CME announced Tuesday it plans to launch bitcoin futures in the fourth quarter of the year, pending regulatory review.

CME announced Tuesday it plans to launch bitcoin futures in the fourth quarter of the year, pending regulatory review.

Bitcoin rose to a record high above $6,400 Tuesday morning after the announcement by CME, according to CoinDesk. CME is the world's largest futures exchange.

"Given increasing client interest in the evolving cryptocurrency markets, we have decided to introduce a bitcoin futures contract," Terry Duffy, CME Group Chairman and Chief Executive Officer, said in a statement.

The leading global exchange for options and futures trading is the latest entrant into the business of offering derivatives for bitcoin, the volatile digital currency which is not listed on a major exchange.

The new bitcoin futures contract will be cash-settled and based on the CME CF Bitcoin Reference Rate (BRR), which CME launched in November 2016 with London-based digital trading platform Crypto Facilities.
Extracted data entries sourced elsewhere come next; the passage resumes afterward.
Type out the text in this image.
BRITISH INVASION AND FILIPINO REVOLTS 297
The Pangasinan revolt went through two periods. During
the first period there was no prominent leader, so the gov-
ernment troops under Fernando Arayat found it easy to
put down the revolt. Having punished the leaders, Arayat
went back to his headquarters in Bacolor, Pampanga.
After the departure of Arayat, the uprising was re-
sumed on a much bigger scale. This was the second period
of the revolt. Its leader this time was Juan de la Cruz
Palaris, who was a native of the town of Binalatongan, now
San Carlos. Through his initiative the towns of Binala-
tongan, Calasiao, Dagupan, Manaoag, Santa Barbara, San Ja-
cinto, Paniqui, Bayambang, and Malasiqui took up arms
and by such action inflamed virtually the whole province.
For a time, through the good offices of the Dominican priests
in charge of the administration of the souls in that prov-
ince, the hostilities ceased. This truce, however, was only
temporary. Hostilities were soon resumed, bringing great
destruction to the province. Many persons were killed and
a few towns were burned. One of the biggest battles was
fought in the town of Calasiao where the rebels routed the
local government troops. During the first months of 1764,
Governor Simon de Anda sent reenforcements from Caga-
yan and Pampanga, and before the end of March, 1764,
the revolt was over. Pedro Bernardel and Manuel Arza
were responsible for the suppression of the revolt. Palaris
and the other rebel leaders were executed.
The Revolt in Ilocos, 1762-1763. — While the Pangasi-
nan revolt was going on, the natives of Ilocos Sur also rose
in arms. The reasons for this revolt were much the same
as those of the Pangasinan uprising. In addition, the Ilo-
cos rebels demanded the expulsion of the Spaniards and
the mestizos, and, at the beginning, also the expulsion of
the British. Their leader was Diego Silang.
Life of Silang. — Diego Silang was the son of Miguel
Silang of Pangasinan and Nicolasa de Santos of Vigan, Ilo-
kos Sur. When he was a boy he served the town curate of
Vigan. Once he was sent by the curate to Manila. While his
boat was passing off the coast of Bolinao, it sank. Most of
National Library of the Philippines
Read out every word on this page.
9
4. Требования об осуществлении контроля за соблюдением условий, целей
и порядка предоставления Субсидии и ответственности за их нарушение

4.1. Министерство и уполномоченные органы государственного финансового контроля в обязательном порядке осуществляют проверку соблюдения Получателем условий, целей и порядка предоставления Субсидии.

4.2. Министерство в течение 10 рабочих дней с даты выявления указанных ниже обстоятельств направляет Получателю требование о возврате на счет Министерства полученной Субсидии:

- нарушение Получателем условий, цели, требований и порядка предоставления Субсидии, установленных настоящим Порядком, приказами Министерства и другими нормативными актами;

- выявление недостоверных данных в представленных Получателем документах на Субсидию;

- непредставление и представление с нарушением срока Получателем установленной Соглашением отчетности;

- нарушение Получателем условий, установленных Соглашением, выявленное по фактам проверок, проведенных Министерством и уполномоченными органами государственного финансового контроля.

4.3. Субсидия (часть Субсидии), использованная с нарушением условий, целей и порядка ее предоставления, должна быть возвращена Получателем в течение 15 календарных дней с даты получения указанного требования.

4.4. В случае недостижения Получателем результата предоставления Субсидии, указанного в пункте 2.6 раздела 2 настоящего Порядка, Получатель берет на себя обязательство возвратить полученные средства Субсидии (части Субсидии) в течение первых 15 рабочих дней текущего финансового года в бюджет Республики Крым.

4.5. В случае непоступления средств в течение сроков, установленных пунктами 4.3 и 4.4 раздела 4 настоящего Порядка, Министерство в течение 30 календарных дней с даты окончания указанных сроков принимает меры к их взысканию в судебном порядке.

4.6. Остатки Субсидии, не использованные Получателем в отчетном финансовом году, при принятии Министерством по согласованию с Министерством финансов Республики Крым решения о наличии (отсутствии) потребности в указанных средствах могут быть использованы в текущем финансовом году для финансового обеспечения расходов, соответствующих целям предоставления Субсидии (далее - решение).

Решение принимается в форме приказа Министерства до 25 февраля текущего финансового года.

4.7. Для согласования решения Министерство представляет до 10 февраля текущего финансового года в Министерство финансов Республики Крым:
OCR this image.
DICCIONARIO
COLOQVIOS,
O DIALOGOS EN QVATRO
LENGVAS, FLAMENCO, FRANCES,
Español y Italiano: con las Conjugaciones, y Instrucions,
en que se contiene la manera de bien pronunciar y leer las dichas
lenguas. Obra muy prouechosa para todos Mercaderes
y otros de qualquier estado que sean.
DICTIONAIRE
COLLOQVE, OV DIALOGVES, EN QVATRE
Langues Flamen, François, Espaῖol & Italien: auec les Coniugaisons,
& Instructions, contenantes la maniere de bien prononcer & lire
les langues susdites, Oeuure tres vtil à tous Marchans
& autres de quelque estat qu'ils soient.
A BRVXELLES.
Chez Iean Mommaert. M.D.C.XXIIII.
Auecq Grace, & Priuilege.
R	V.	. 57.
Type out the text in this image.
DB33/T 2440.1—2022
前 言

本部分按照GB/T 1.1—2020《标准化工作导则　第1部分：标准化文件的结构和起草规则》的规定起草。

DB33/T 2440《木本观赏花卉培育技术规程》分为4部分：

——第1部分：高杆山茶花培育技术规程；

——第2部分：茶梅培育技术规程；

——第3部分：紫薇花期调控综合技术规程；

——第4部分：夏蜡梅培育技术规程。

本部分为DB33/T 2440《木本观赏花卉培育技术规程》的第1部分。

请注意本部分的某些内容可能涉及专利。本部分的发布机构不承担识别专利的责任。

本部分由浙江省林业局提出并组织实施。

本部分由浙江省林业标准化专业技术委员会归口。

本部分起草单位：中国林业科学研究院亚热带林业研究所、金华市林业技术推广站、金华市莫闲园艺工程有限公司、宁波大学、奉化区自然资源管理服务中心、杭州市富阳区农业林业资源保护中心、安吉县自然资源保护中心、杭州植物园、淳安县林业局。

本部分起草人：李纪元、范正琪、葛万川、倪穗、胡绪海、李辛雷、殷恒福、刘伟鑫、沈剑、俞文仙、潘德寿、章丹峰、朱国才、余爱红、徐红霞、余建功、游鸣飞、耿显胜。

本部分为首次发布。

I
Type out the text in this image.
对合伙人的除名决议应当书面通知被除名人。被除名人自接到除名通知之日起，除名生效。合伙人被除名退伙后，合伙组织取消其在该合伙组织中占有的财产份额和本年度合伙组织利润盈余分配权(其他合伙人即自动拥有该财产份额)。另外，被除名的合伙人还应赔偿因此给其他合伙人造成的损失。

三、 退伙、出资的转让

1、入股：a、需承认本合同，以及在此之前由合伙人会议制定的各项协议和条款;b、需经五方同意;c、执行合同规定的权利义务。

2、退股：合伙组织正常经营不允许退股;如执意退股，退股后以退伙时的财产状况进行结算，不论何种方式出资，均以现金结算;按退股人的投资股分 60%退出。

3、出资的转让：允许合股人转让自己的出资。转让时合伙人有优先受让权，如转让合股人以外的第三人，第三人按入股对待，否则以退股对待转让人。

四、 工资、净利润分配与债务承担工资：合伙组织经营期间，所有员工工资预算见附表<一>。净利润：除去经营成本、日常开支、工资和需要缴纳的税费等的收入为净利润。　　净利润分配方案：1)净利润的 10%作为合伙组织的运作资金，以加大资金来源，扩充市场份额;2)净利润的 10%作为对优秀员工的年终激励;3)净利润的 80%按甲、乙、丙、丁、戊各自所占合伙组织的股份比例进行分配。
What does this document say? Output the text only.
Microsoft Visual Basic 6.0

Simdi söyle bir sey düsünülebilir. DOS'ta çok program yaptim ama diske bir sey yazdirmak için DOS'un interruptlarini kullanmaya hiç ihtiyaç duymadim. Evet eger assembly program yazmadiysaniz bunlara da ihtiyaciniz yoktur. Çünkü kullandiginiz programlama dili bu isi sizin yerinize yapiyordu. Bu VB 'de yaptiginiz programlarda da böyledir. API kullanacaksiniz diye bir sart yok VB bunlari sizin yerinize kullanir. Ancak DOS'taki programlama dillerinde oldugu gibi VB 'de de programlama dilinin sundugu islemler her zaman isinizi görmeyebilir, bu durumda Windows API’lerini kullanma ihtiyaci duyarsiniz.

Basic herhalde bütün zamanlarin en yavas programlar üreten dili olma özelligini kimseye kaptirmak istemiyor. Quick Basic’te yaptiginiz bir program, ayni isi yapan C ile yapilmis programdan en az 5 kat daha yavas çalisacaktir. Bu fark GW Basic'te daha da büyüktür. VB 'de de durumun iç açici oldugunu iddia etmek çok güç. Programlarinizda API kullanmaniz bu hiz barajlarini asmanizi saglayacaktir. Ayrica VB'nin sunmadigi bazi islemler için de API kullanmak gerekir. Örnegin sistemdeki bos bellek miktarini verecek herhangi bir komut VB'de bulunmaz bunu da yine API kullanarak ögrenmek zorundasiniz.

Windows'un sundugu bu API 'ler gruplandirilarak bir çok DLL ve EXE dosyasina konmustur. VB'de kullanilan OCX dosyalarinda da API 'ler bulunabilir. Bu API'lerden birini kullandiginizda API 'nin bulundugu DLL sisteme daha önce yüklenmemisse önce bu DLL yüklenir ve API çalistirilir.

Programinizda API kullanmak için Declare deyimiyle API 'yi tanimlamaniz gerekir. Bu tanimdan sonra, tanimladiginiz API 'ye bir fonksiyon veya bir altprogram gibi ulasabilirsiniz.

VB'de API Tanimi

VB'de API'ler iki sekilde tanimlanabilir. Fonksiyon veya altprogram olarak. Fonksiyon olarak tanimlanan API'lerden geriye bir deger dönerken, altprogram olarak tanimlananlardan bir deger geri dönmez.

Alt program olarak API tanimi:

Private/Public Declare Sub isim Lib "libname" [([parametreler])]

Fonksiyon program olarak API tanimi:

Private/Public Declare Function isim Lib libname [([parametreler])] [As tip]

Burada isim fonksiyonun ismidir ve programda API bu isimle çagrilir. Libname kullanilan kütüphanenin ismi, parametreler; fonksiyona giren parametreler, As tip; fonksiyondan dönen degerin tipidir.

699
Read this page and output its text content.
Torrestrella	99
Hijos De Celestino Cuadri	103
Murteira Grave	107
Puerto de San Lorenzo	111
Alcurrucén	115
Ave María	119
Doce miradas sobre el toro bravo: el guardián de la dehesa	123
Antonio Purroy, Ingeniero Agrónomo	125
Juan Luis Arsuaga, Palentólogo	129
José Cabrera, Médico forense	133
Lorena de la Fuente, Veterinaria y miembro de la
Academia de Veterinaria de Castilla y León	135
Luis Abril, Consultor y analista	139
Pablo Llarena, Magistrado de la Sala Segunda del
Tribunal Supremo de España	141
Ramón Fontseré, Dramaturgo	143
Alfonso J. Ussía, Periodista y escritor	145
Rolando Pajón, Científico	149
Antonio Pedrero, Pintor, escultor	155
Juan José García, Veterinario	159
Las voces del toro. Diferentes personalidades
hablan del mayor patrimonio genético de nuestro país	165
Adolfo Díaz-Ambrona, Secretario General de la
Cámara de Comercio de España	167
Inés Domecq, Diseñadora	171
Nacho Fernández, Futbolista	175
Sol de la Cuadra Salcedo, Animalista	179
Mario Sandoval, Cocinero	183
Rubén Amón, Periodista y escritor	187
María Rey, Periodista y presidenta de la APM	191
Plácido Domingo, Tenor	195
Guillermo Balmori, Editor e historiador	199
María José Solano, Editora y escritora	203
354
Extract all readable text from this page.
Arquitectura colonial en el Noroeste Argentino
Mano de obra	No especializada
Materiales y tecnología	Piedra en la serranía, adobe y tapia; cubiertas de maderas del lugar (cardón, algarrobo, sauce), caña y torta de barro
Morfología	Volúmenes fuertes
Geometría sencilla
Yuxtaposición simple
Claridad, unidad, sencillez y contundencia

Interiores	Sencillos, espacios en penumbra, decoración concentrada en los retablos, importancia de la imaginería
The reference rate is a daily settlement price published at 4 p.m. London time, currently noon ET.

The growth of bitcoin derivatives is also another step towards the development of the digital currency as a more established asset class. Fundstrat's Tom Lee said his call for bitcoin to top $20,000 by 2022 is based partly on expectations that bitcoin derivatives products will launch.

Some sellers of exchange-traded funds have also filed for bitcoin ETFs that track bitcoin futures.

In August, the Chicago Board Options Exchange, the largest U.S. options exchange, said its CBOE Futures Exchange (CFE) plans to offer cash-settled bitcoin futures in the fourth quarter of this year or sometime in early 2018, pending review from the U.S. Commodity Futures Trading Commission. CBOE is working with Gemini Trust, the digital currency exchange founded by brothers Cameron and Tyler Winklevoss, on using Gemini's market data to create bitcoin derivatives and indexes.

The CFTC did not immediately respond to a CNBC request for comment on the CME news.

New York-based digital currency-trading platform LedgerX received the CFTC's approval to clear derivatives in July, and began offering institutional clients the ability to trade bitcoin options two weeks ago. LedgerX CEO Paul Chou told CNBC in an email the company cleared $1 million in the first week and another $2 million in the second week.

Despite the rapid increase, volume is still relatively tiny. Trade Alert, which tracks options data for CBOE, says the comparable figure at the exchange is $2.62 billion a day, including $1.7 billion for S&P 500 index options.